Gene "G.D." Demby is the founder and editor of PostBourgie. In his day job, he blogs and reports on race and ethnicity for NPR's Code Switch team.
G.D.
  • quadmoniker

    Also, the New Yorker basically has a greenlight from Conde Nast to spend whatever it wants to maintain quality journalism whether they’re operating in the black or not. Most of the time, they aren’t. There aren’t many magazines for which that’s true.

  • How is it possible that this age of RSS feeds and Twitter and Facebook that nothing published in such widely-read magazines seems to bubble up into the larger digital consciousness? I suspect some of this has to do with privilege — the demographics of the writers and their readers certainly matters — but I don’t think that’s the whole story.

    There are plenty of blogs that link to the mags you mentioned…but they’re just not very good blogs. They’re written by people who can’t wait to see who’s on the cover of Essence, (even if it’s always Halle Berry/Mariah Carey/Will and Jada) and people who nod their heads while reading about how women need to stop being uppity to catch a man. I don’t think your sample of blogs includes that group. Mine doesn’t either, really. Aside from, like, YBF.

    BTW, I couldn’t find stats for GQ, but according to Esquire’s media kit, 30% of its readers are women.

  • ladyfresh

    this sounds like a potential money making venture folks…

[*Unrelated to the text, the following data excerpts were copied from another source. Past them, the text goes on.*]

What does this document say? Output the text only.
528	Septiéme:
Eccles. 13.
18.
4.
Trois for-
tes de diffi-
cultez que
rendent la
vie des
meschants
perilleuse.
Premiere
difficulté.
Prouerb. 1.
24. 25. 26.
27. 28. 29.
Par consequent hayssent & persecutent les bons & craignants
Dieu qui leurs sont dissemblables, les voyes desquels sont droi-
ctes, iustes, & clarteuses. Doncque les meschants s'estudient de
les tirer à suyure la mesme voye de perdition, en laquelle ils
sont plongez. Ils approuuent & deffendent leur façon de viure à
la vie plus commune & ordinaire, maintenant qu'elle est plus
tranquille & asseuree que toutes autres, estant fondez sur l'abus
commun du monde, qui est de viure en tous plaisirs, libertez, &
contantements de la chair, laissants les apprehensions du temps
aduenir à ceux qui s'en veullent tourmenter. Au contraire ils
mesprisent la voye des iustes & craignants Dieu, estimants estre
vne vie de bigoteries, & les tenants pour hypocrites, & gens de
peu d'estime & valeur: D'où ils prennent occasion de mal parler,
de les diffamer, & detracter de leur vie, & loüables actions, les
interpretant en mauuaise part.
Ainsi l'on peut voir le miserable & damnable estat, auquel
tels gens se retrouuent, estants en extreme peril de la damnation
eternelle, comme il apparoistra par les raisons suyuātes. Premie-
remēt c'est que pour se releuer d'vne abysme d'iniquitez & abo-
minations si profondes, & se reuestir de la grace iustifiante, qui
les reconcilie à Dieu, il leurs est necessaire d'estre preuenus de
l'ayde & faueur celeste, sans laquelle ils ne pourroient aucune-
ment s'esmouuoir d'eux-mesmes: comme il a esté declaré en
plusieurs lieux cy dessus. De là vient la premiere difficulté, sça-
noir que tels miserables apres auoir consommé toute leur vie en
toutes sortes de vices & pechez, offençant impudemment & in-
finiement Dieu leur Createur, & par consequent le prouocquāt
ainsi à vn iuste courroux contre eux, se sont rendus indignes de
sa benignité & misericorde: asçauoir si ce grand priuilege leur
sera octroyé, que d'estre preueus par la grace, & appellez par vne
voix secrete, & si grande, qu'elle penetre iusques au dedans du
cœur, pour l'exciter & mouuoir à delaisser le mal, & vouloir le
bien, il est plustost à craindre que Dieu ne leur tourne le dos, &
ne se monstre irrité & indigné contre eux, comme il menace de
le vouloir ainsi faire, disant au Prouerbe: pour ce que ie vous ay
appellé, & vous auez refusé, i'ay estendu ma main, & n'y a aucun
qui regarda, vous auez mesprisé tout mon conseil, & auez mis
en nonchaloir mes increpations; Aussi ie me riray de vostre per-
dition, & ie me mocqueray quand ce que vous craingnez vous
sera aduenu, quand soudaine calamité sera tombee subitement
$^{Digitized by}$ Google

    I was one of the female readers that would read Esquire & GQ
    yes even details and maxim (those puff pieces were at least fun and interesting
    i found out even penthouse had interesting articles from time to time…or was that playboy i forgets

    either way i agree and have abandoned women’s magazines for the most part they simply aren’t marketing at me, i’ve also abandoned jet and ebony their pop just wasn’t esoteric enough

    i’m grateful for blogs (thanks folks) and my RSS feeds

  • Which is what I’m saying. Even blogs/sites with the same ostensible audience — think the Root — never, ever link to Ebony or Essence, which I think is indicative into how marginalized those publications have made themselves.

  • LaJane Galt

    I don’t really read magazines anymore. But in a waiting room, I’ll pick up Esquire before any woman’s mag.